Biblical scholars are finally drawing the true lesson of the passage that has long puzzled homilists. The rich man’s agent who discounted the bills owed to his master is a shining example of compassion, whatever the kickback might have been. The story in Acts 5 about Ananias and his wife Sapphire is also now seen in a new light. That they died of shock and shame when outed by their fellow Christians draws attention to the terrible price our kleptophobia exacts.

Shakespeare has much to answer for in this regard, combining anti-semitism and anti-usury—usury of course is a form of theft—in the person of Shylock.
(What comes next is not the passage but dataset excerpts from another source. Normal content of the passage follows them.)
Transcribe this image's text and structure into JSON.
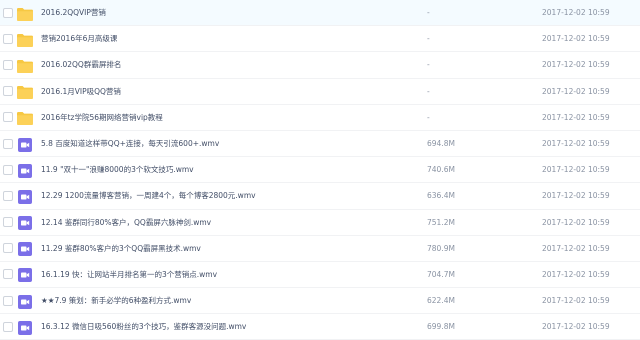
{
  "files": [
    {
      "name": "2016.2QQVIP营销",
      "size": "-",
      "date": "2017-12-02 10:59",
      "type": "folder"
    },
    {
      "name": "营销2016年6月高级课",
      "size": "-",
      "date": "2017-12-02 10:59",
      "type": "folder"
    },
    {
      "name": "2016.02QQ群霸屏排名",
      "size": "-",
      "date": "2017-12-02 10:59",
      "type": "folder"
    },
    {
      "name": "2016.1月VIP吸QQ营销",
      "size": "-",
      "date": "2017-12-02 10:59",
      "type": "folder"
    },
    {
      "name": "2016年tz学院56期网络营销vip教程",
      "size": "-",
      "date": "2017-12-02 10:59",
      "type": "folder"
    },
    {
      "name": "5.8 百度知道这样带QQ+连接，每天引流600+.wmv",
      "size": "694.8M",
      "date": "2017-12-02 10:59",
      "type": "video"
    },
    {
      "name": "11.9 \"双十一\"浪赚8000的3个软文技巧.wmv",
      "size": "740.6M",
      "date": "2017-12-02 10:59",
      "type": "video"
    },
    {
      "name": "12.29 1200流量博客营销，一周建4个，每个博客2800元.wmv",
      "size": "636.4M",
      "date": "2017-12-02 10:59",
      "type": "video"
    },
    {
      "name": "12.14 鉴群同行80%客户，QQ霸屏六脉神剑.wmv",
      "size": "751.2M",
      "date": "2017-12-02 10:59",
      "type": "video"
    },
    {
      "name": "11.29 鉴群80%客户的3个QQ霸屏黑技术.wmv",
      "size": "780.9M",
      "date": "2017-12-02 10:59",
      "type": "video"
    },
    {
      "name": "16.1.19 快：让网站半月排名第一的3个营销点.wmv",
      "size": "704.7M",
      "date": "2017-12-02 10:59",
      "type": "video"
    },
    {
      "name": "★★7.9 策划：新手必学的6种盈利方式.wmv",
      "size": "622.4M",
      "date": "2017-12-02 10:59",
      "type": "video"
    },
    {
      "name": "16.3.12 微信日吸560粉丝的3个技巧，鉴群客源没问题.wmv",
      "size": "699.8M",
      "date": "2017-12-02 10:59",
      "type": "video"
    }
  ],
  "colors": {
    "folder": "#f7c843",
    "video": "#7b6fe8",
    "text": "#424e67",
    "meta": "#8a93a3"
  }
}
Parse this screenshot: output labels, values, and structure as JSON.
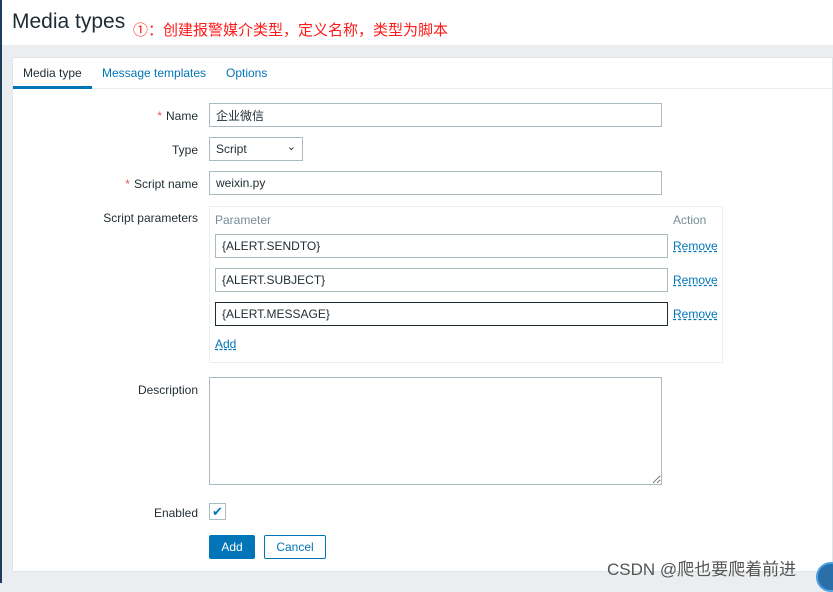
{
  "header": {
    "title": "Media types",
    "annotation": "①：创建报警媒介类型，定义名称，类型为脚本"
  },
  "tabs": [
    {
      "label": "Media type"
    },
    {
      "label": "Message templates"
    },
    {
      "label": "Options"
    }
  ],
  "form": {
    "name": {
      "label": "Name",
      "value": "企业微信"
    },
    "type": {
      "label": "Type",
      "value": "Script"
    },
    "script_name": {
      "label": "Script name",
      "value": "weixin.py"
    },
    "script_parameters": {
      "label": "Script parameters",
      "col_parameter": "Parameter",
      "col_action": "Action",
      "rows": [
        {
          "value": "{ALERT.SENDTO}",
          "action": "Remove"
        },
        {
          "value": "{ALERT.SUBJECT}",
          "action": "Remove"
        },
        {
          "value": "{ALERT.MESSAGE}",
          "action": "Remove"
        }
      ],
      "add_label": "Add"
    },
    "description": {
      "label": "Description",
      "value": ""
    },
    "enabled": {
      "label": "Enabled",
      "checked": true
    }
  },
  "buttons": {
    "add": "Add",
    "cancel": "Cancel"
  },
  "watermark": "CSDN @爬也要爬着前进",
  "colors": {
    "accent": "#0275b8",
    "annotation": "#ff1a1a",
    "required": "#e45959"
  }
}
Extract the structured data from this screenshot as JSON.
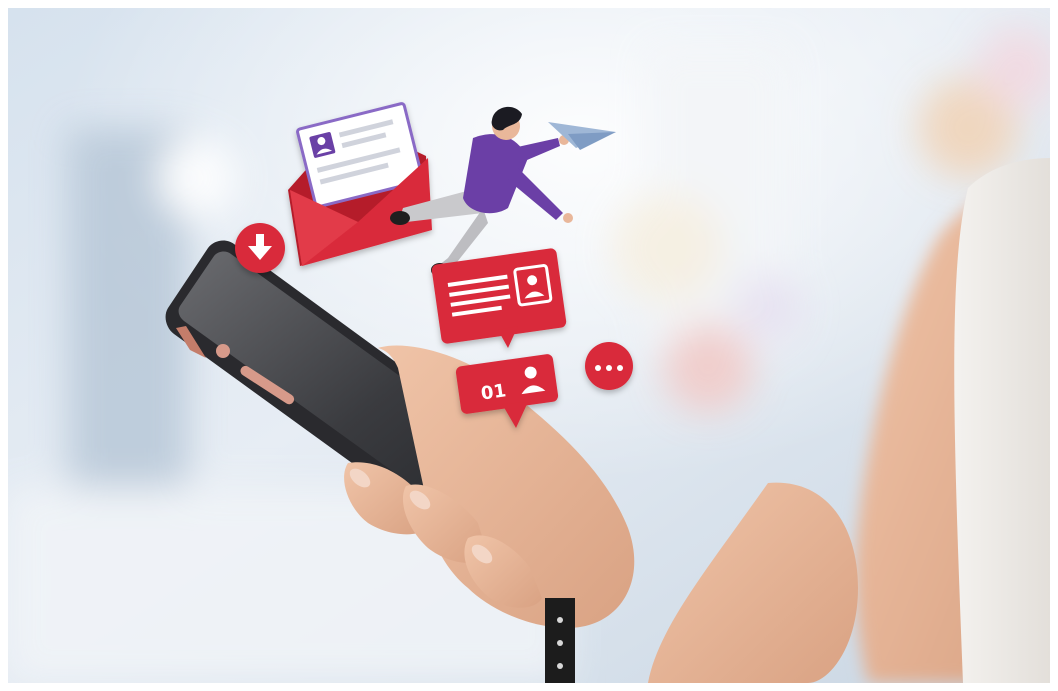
{
  "photo": {
    "subject": "hand-holding-smartphone",
    "background": "blurred-bokeh",
    "accent_color": "#d92b3a",
    "colors": {
      "red": "#d92b3a",
      "red_dark": "#b51f2c",
      "purple": "#6b3fa6",
      "phone_body": "#2a2a2e",
      "skin": "#e9b79a",
      "sky_blue": "#dfe8f1"
    }
  },
  "badges": {
    "counter_text": "01",
    "more_text": "•••"
  },
  "icons": [
    "envelope-icon",
    "download-icon",
    "paper-plane-icon",
    "chat-bubble-icon",
    "user-icon",
    "more-icon"
  ]
}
Dickens is an equivocal case, however. He cannot quite bring himself to demonize the thief. It is interesting that Fagin has become an almost loveable character in the transfer of Dickens’s novel to the musical stage. Psychiatrists have long noted an audience’s tendency to side with the thief rather than the one he is benefitting by his action. As for psychiatrists themselves, they have finally removed kleptomania from their list of psychological disorders, although they long regarded it as a flaw in need of a cure! This turnabout was effected when attention was drawn to the astronomical fees they charge. The profession, having acknowledged that its practitioners belong with the robbers rather than the robbed, is doubtless the better for it.

There is I believe a little thief in all of us, and the sooner we let the little fellow out the better off we all will be. A society of thieves? Political philosophers in the vanguard of their discipline now boldly say that the destiny of society is that all citizens should acknowledge their latent inclination to rob. Recall the grudging admission that there is honor among thieves. Perhaps only among thieves. On that happy day when everyone comes out of the closet and admits they are thieves, private property will be no more and mankind will have regained the community life of the early Christians. Then the paradox involved in the revolutionary slogan, “Property is theft,” will reveal its deep and universal meaning.

I thank you again for bringing this anguishing issue to the attention of your many readers. Needless to say I have presumed to photocopy your End Note for wide distribution and have also submitted it to a rival publication under my name. Please ask your readers not to send contributions to KKK. We will call on them and take their money with such finesse they will not notice its absence until they notice ours.

May he who will come as a thief in the night be with you.

Ralph McInerny


Ralph McInerny was a popular writer, philosopher, and teacher, as well as the co-founder of Crisis Magazine. He passed away on January 29, 2010.